Depression Targets College Students

Depression Targets College Students

Depression often begins in young adults, which places college students in range to suffer from depression and other mental illnesses. The University of California Los Angeles has launched a Grand Depression Challenge including a free screening to determine whether or not a student is suffering from mental illness. Photo Illustration. (Ryan Naeve/The Vista)

UCLA Fights Back With Free Screenings through their Grand Depression Challenge.

As part of a new long-term initiative to fight depression, the University of California Los Angeles launched voluntary free mental health screenings for students to determine the state of their mental health and begin any needed treatment.

“These interventions are long overdue. Depression is the leading cause of disability,” said Jonathan Flint, professor of psychiatry and biobehavioral sciences at UCLA’s Brain Research Institute. “There hasn’t been enough done to try to alleviate the burden on those suffering from it.”


The screening is part of the school’s Grand Depression Challenge, a campus-wide endeavor to reduce the impact of depression globally by 50 percent by the year 2050. It was initially announced in Sept. 2017 by UCLA Chancellor Gene Block and originally targeted freshmen and transfer students with the intent to expand to the entire campus.

UCLA’s initial screening of 2,000 students reported that 82 were at risk for severe depression, 79 students reported symptoms of manic behavior and 82 reported suicidal thoughts.

“The majority of people will experience at least one major depressive period in their lifetime,” said Audrey Woods, staff therapist of Edmond Family Counseling. “It’s one of the most common problems that people have to face and it doesn’t have to be as an extreme case like suicidal thoughts. It could be that you’re not enjoying things as much as you used to. It’s a lot of isolation. You spend most of your time in your room sleeping or watching TV. Maybe you used to be a really social person, but you don’t like going out anymore.”

Depression and anxiety often begin in young adults, prompting UCLA to institute these screenings to identify and treat students for mental health issues and possible provide new insights into how and why psychiatric diseases originate in younger people.

“Think of it like this, if you scrape your knee, your body heals itself. But what if you kept scraping at it? Then it’s never going to heal,” said Woods. “So you might need someone to help you stop scraping at it or give you a Band-Aid or ointment. Now, this doesn’t mean that it’s their fault, it just means that it’s not something you can just ‘get over.'”

The screening is a first step in a much larger project involving more than 100 UCLA faculty members from more than 20 academic departments. The researchers are working to uncover the biological causes of depression and develop innovative treatment options.

“It can be very easy to look around the world in a lens that says ‘everybody else is happy, why am I so sad,'” said Woods. “With prescribing medication, that’s where it gets a bit tricky. There’s tons of research that does prove that medication with talk-based therapy together is the most effective treatment for depression. Now, that doesn’t mean that everybody needs medication. Some people might be able to bounce back with just talk-based therapy.”

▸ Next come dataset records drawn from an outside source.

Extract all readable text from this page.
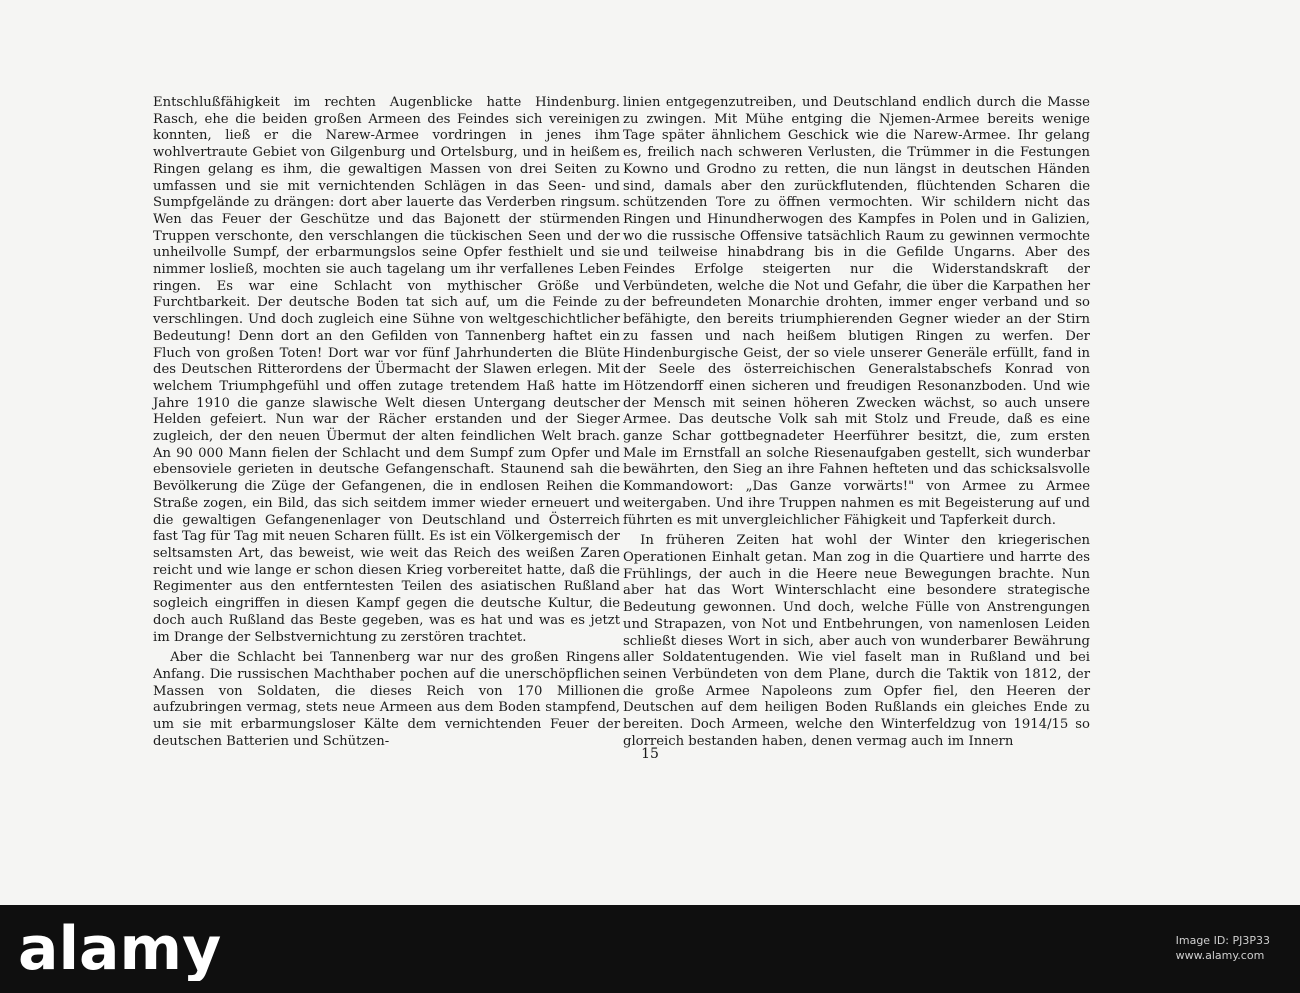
Entschlußfähigkeit im rechten Augenblicke hatte Hindenburg. Rasch, ehe die beiden großen Armeen des Feindes sich vereinigen konnten, ließ er die Narew-Armee vordringen in jenes ihm wohlvertraute Gebiet von Gilgenburg und Ortelsburg, und in heißem Ringen gelang es ihm, die gewaltigen Massen von drei Seiten zu umfassen und sie mit vernichtenden Schlägen in das Seen- und Sumpfgelände zu drängen: dort aber lauerte das Verderben ringsum. Wen das Feuer der Geschütze und das Bajonett der stürmenden Truppen verschonte, den verschlangen die tückischen Seen und der unheilvolle Sumpf, der erbarmungslos seine Opfer festhielt und sie nimmer losließ, mochten sie auch tagelang um ihr verfallenes Leben ringen. Es war eine Schlacht von mythischer Größe und Furchtbarkeit. Der deutsche Boden tat sich auf, um die Feinde zu verschlingen. Und doch zugleich eine Sühne von weltgeschichtlicher Bedeutung! Denn dort an den Gefilden von Tannenberg haftet ein Fluch von großen Toten! Dort war vor fünf Jahrhunderten die Blüte des Deutschen Ritterordens der Übermacht der Slawen erlegen. Mit welchem Triumphgefühl und offen zutage tretendem Haß hatte im Jahre 1910 die ganze slawische Welt diesen Untergang deutscher Helden gefeiert. Nun war der Rächer erstanden und der Sieger zugleich, der den neuen Übermut der alten feindlichen Welt brach. An 90 000 Mann fielen der Schlacht und dem Sumpf zum Opfer und ebensoviele gerieten in deutsche Gefangenschaft. Staunend sah die Bevölkerung die Züge der Gefangenen, die in endlosen Reihen die Straße zogen, ein Bild, das sich seitdem immer wieder erneuert und die gewaltigen Gefangenenlager von Deutschland und Österreich fast Tag für Tag mit neuen Scharen füllt. Es ist ein Völkergemisch der seltsamsten Art, das beweist, wie weit das Reich des weißen Zaren reicht und wie lange er schon diesen Krieg vorbereitet hatte, daß die Regimenter aus den entferntesten Teilen des asiatischen Rußland sogleich eingriffen in diesen Kampf gegen die deutsche Kultur, die doch auch Rußland das Beste gegeben, was es hat und was es jetzt im Drange der Selbstvernichtung zu zerstören trachtet.

Aber die Schlacht bei Tannenberg war nur des großen Ringens Anfang. Die russischen Machthaber pochen auf die unerschöpflichen Massen von Soldaten, die dieses Reich von 170 Millionen aufzubringen vermag, stets neue Armeen aus dem Boden stampfend, um sie mit erbarmungsloser Kälte dem vernichtenden Feuer der deutschen Batterien und Schützen-

linien entgegenzutreiben, und Deutschland endlich durch die Masse zu zwingen. Mit Mühe entging die Njemen-Armee bereits wenige Tage später ähnlichem Geschick wie die Narew-Armee. Ihr gelang es, freilich nach schweren Verlusten, die Trümmer in die Festungen Kowno und Grodno zu retten, die nun längst in deutschen Händen sind, damals aber den zurückflutenden, flüchtenden Scharen die schützenden Tore zu öffnen vermochten. Wir schildern nicht das Ringen und Hinundherwogen des Kampfes in Polen und in Galizien, wo die russische Offensive tatsächlich Raum zu gewinnen vermochte und teilweise hinabdrang bis in die Gefilde Ungarns. Aber des Feindes Erfolge steigerten nur die Widerstandskraft der Verbündeten, welche die Not und Gefahr, die über die Karpathen her der befreundeten Monarchie drohten, immer enger verband und so befähigte, den bereits triumphierenden Gegner wieder an der Stirn zu fassen und nach heißem blutigen Ringen zu werfen. Der Hindenburgische Geist, der so viele unserer Generäle erfüllt, fand in der Seele des österreichischen Generalstabschefs Konrad von Hötzendorff einen sicheren und freudigen Resonanzboden. Und wie der Mensch mit seinen höheren Zwecken wächst, so auch unsere Armee. Das deutsche Volk sah mit Stolz und Freude, daß es eine ganze Schar gottbegnadeter Heerführer besitzt, die, zum ersten Male im Ernstfall an solche Riesenaufgaben gestellt, sich wunderbar bewährten, den Sieg an ihre Fahnen hefteten und das schicksalsvolle Kommandowort: „Das Ganze vorwärts!" von Armee zu Armee weitergaben. Und ihre Truppen nahmen es mit Begeisterung auf und führten es mit unvergleichlicher Fähigkeit und Tapferkeit durch.

In früheren Zeiten hat wohl der Winter den kriegerischen Operationen Einhalt getan. Man zog in die Quartiere und harrte des Frühlings, der auch in die Heere neue Bewegungen brachte. Nun aber hat das Wort Winterschlacht eine besondere strategische Bedeutung gewonnen. Und doch, welche Fülle von Anstrengungen und Strapazen, von Not und Entbehrungen, von namenlosen Leiden schließt dieses Wort in sich, aber auch von wunderbarer Bewährung aller Soldatentugenden. Wie viel faselt man in Rußland und bei seinen Verbündeten von dem Plane, durch die Taktik von 1812, der die große Armee Napoleons zum Opfer fiel, den Heeren der Deutschen auf dem heiligen Boden Rußlands ein gleiches Ende zu bereiten. Doch Armeen, welche den Winterfeldzug von 1914/15 so glorreich bestanden haben, denen vermag auch im Innern

15
alamy	Image ID: PJ3P33
www.alamy.com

The student screening program is unique in both size and scope. UCLA leaders hope it creates a template for other universities in the U.S. and abroad.

Audrey Woods, staff therapist of Edmond Family Counseling, said that one major distraction that could hinder the healing process of depression is social media.

“So many people suffer from depression and it’s only exacerbated by social media,” said Woods. “You can look at a person’s social media account and think ‘they’re so happy.’ No one takes pictures of them being alone and sad. They only want to show you the happy stuff and the pictures they look phenomenal in. And that’s normal for social media, but that’s not normal for everyday life. Nobody does that.”

For help here on campus, The University of Central Oklahoma’s Center for Counseling and Well-Being offers free counseling to students as well as numerous support groups during the week for varying mental and physical health. The center can be found in Nigh University Center Room 402.